On your way home from work at 5 p.m. – you work six 12-hour days a week now – you overhear another bus passenger talking about a letter he got from family in China. It read:
Dear Li,
We hope you are well – we hope that life in the United States is better than it is here in China. Since the U.S. closed its borders to trade – and the rest of the developed nations, like the EU and Japan, followed suit – life has been very bad here. Our economy used to grow at 9 percent per year as new businesses sprung up to make things from toys to electronics for consumers in Europe and America. Now, factories sit idle. Unemployment is 40 percent.
We’re the lucky ones – we have jobs working on the farm, planting rice, picking tea leaves, feeding the pigs and digging ditches. The other day, we were awarded bath towels and wash basins for being such model workers. Forty-five years ago, Deng Xiaoping told the farmers to “work hard and get rich” – and many did. Today, we just work hard.
We receive a meager wage from our work on the farm – it’s hard to believe we used to be engineers for one of the world’s largest electronics manufacturers. Most of what we earn we use to purchase ration coupons – which are required to get even the most basic supplies, like clothes, rice, and cooking oil.
In the city, life is quiet again. We no longer hear the honking of car horns – that’s been replaced by the “ding ding” of bicycle bells – and only the best-off among us have that luxury. I’ve been saving each week to buy another coveted luxury – a radio. Mother would prefer I save to buy a sewing machine, so we can start a small clothing shop, but it’s almost impossible for entrepreneurs to succeed here anymore.
Your cousin Wen works at a factory in Beijing making clothes now – he had to drop out of business school when the multinational company he was working part-time for left the country. He says that he can make more shirts in one hour than any of the other workers at the factory – not that it really makes a difference. Most of the other workers, like Wen, are highly educated. He seems miserable.

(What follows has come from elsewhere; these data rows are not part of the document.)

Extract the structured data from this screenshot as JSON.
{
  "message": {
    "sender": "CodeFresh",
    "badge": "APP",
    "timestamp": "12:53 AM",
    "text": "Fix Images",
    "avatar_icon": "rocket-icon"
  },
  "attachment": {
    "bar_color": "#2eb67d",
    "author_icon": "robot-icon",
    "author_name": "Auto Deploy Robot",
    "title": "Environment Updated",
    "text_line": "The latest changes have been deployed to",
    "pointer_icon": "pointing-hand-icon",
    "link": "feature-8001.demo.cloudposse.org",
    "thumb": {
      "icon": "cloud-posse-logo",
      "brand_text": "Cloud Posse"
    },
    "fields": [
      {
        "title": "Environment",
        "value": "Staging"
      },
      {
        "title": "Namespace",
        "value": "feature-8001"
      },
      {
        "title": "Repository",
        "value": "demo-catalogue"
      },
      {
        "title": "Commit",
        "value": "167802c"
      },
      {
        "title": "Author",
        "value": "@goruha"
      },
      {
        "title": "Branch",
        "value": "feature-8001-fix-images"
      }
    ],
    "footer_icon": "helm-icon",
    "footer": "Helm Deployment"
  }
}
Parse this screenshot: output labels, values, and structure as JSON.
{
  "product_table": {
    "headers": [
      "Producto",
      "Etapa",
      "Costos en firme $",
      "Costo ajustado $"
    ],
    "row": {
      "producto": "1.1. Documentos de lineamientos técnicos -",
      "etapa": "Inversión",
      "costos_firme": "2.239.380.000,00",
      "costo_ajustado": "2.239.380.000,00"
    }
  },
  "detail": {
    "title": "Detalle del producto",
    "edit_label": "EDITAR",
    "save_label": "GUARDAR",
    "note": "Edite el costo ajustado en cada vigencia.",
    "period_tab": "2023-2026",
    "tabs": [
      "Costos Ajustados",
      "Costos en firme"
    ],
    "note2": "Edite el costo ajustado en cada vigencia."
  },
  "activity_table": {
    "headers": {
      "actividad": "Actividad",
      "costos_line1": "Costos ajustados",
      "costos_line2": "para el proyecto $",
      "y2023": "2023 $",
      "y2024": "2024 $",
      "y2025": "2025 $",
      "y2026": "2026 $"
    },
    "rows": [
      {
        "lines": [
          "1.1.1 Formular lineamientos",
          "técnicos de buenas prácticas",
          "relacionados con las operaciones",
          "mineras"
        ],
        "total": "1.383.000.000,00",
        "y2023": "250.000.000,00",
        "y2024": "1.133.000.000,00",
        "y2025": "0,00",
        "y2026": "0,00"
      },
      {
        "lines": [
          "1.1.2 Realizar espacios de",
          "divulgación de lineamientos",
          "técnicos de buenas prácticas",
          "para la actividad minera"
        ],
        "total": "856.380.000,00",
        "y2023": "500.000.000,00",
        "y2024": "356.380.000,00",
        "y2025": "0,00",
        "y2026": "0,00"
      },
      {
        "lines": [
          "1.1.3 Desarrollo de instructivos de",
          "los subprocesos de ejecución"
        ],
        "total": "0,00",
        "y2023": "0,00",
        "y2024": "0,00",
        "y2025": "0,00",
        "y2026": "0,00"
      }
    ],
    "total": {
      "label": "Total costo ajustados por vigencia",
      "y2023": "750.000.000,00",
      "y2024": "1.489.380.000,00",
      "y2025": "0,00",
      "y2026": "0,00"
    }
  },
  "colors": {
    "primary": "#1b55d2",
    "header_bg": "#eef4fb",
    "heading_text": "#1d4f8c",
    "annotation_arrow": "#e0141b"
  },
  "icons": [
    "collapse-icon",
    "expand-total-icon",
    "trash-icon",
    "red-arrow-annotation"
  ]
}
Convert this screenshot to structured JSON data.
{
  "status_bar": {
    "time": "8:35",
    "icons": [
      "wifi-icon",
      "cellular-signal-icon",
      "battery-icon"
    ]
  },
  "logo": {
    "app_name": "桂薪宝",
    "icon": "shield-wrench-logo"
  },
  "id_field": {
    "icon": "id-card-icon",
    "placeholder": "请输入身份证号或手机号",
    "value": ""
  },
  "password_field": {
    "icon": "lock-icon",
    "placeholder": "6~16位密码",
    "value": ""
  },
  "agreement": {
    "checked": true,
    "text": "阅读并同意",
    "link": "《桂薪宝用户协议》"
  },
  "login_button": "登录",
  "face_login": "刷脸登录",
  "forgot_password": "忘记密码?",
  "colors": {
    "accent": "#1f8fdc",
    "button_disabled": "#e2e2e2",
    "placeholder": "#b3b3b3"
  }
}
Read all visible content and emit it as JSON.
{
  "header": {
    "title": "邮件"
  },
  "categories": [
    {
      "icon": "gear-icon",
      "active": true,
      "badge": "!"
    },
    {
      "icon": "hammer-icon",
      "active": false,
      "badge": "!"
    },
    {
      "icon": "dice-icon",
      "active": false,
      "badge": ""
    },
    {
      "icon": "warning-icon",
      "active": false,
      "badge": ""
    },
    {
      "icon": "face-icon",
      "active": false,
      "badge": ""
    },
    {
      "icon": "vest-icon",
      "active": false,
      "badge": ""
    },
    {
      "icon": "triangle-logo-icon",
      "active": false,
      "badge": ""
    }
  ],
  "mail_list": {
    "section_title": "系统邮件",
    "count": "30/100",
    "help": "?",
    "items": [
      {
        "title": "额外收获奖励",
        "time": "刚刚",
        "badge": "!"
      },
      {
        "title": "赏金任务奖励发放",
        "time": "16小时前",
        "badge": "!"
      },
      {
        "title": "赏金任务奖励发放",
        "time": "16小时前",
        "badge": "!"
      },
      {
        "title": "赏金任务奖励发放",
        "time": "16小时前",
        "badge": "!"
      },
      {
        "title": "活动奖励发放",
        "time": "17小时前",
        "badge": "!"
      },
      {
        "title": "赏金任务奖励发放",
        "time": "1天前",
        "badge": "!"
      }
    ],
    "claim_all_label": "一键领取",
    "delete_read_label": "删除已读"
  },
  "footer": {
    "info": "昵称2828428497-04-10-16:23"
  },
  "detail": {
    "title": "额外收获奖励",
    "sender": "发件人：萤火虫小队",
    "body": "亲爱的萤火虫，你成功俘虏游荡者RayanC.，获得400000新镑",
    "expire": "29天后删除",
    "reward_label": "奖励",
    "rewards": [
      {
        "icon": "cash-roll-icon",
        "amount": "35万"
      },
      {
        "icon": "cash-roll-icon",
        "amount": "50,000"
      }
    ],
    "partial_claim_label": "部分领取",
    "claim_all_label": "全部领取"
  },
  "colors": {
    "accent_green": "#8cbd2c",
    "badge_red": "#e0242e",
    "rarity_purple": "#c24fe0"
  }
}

We hope you’ll write us back, but we may not be able to write you again for a while, as paper and ink are very scarce here – and postage is a week’s pay. Anyhow, we’re sending you hugs and kisses.
Love,
Your family in China
You arrive home at 6 p.m. and your children are sitting at the kitchen table doing homework. You wonder, sometimes, what the point of learning math and science is anymore, if most jobs are industrial labor jobs like yours. You sigh and hope, like you do every day, that one day the United States will be an open market economy once again and your children will have a better, happier, freer life.